Since 1994, Yemen’s penal code has also banned the execution of juvenile offenders and stipulates a maximum penalty of 10 years in prison for individuals under 18 who commit capital offences. However, juvenile offenders faced serious obstacles when they tried to prove their age in court, Human Rights Watch found.
In some cases, defendants simply lacked the documentation to prove they were under age 18 at the time of their alleged crime. Yemen has one of the lowest birth registration rates in the world: among a population of more than 24 million, the government registers only 22 percent of births, and only 5 percent of births among poor and rural populations, according to the United Nations Children’s Fund, UNICEF.
Yemen’s government should also establish an independent review committee – separate from the office of the public prosecutor- to develop clear procedures and guidelines for determining a defendant’s age, Human Rights Watch said. The committee should have authority to examine both past and future cases, and should ensure that all juveniles accused of murder and other offences have access to an independent impartial age determination process that considers medical evidence, impartial records, and interviews.
But even when the defendants have proof that they were under 18 at the time of an alleged crime, judges have blatantly ignored it, Human Rights Watch found. Bashir Muhammad Al-Dihar, sentenced to death by a Sanaa trial court, told Human Rights Watch that during his sentencing, “the judge said that, ‘even if he was 10 years old … the punishment for a murderer is death.’”
In February 2013, Al-Dihar was told that an appeals court had reduced his sentence to seven years in jail based on his age. He told Human Rights Watch that he feared Yemen’s supreme court might reinstate the death sentence in his case.
Yemen has ratified both the International Covenant on Civil and Political Rights and the Convention on the Rights of the Child, which specifically prohibit capital punishment of anyone who was under 18 at the time of the offence.

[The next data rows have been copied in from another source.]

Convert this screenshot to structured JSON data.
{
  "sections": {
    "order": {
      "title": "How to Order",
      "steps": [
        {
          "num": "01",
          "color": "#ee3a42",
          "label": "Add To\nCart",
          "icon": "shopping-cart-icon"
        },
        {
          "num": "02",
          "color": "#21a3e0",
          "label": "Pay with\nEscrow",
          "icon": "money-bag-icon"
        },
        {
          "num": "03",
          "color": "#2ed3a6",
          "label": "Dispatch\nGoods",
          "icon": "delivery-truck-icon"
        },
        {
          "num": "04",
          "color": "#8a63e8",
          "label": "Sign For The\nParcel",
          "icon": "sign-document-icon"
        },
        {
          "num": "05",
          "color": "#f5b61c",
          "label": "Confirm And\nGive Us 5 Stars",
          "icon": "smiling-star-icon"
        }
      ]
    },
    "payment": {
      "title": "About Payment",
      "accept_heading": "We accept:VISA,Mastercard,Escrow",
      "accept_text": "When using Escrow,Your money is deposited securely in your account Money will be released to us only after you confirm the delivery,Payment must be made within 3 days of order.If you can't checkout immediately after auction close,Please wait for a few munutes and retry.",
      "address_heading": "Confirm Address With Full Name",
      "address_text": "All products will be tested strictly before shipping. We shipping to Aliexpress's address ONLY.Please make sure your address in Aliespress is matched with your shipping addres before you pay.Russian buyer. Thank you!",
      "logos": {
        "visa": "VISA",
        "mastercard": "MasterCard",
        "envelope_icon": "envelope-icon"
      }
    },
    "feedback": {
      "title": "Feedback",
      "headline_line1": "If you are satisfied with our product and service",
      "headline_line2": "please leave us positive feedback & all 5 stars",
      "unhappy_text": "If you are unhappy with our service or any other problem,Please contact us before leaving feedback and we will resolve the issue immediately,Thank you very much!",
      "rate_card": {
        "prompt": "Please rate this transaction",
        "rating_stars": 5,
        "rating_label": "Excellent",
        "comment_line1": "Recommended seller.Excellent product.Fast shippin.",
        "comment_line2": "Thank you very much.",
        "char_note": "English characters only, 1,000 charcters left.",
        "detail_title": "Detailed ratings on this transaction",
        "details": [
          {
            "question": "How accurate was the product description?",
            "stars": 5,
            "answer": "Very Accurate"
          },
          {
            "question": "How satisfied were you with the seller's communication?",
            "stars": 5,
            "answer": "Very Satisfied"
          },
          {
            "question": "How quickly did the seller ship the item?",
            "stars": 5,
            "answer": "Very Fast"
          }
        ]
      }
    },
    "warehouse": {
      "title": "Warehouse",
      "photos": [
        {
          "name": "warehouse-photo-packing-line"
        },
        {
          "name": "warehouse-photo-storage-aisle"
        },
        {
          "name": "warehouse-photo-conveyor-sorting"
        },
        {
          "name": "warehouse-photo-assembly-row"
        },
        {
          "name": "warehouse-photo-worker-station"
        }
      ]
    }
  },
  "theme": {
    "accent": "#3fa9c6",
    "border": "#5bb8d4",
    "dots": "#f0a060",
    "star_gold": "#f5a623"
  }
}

When courts cannot establish conclusively that a defendant was 18 or older at the time of the alleged crime, international law indicates that the courts may not impose a death sentence. The United Nations Committee on the Rights of the Child, charged with interpreting the Convention on the Rights of the Child (CRC), has stated that, “If there is no proof of age, the child is entitled to a reliable medical or social investigation that may establish his/her age and, in the case of conflict or inconclusive evidence, the child shall have the right to the rule of the benefit of the doubt.”
Yemen is one of only four countries known to have executed people in the last five years for crimes committed as children. The others are Iran, Saudi Arabia, and Sudan.
Human Rights Watch opposes the death penalty in all circumstances as an inherently irreversible, inhumane punishment.
“The government has a real opportunity to prove its commitment to protecting children – the most vulnerable members of its population – by reversing execution orders in urgent juvenile offender cases, and observing its own prohibition on the death penalty for juvenile offenders,” Motaparthy said. “Sending child offenders before firing squads is hardly the way for Yemen to show that it respects human rights.”